Un oblio e un’indifferenza nella coscienza sociale che arrivano ad oggi.
«Con l’oblio si rischia di cancellare quello che è successo, di rimanere indifferenti. Ciò che accade oggi alle popolazioni rom e sinti è anche il risultato di questo oblio. In Italia c’è un grande problema, non sono mai stati inseriti tra le minoranze che la Costituzione tutela. Non si è mai voluto parlare dello sterminio. I campi nomadi di oggi sono paragonabili metaforicamente ai campi di sterminio. Non è possibile che ci siano ancora campi dell’orrore. Invece di sprecare milioni di euro in assistenza, perché non li investono in soluzioni abitative? Continuiamo a essere relegati in una vergogna pubblica alle periferie della città, lontano, distanti. Nei paesi evoluti, questo problema è stato risolto da tanto tempo. I campi aumentano la possibilità di delinquere e la segregazione».

Come valuta le politiche intraprese dal nuovo governo?

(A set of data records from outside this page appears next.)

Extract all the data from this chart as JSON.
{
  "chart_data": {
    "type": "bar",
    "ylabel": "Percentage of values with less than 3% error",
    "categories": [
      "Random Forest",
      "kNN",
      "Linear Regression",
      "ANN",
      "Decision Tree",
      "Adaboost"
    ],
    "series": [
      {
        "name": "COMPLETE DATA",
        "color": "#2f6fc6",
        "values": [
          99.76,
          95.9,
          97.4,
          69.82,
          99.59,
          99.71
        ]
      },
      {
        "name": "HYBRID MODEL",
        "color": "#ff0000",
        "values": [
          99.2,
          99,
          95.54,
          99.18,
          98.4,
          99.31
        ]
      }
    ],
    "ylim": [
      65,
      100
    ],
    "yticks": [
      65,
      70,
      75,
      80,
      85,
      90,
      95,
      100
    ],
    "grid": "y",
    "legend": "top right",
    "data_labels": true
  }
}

Il decreto sicurezza ci mette sempre più all’angolo. Sono molto preoccupato, la situazione sta degenerando e apre le porte a un futuro in declino. Assistiamo a un momento di regressione, un atteggiamento xenofobo che avanza. I rom e i sinti sono per antonomasia i diversi tra i diversi, vanno colpiti più degli altri, i mostri da cacciare. Sono tutti ladri, tutti delinquenti. Come se dicessimo che tutti i siciliani o gli italiani sono mafiosi. Sono il capro espiatorio per eccellenza, hanno una storia di persecuzione alle spalle. Oggi si cerca di annullare la ricchezza delle presenze umane che è la base della società.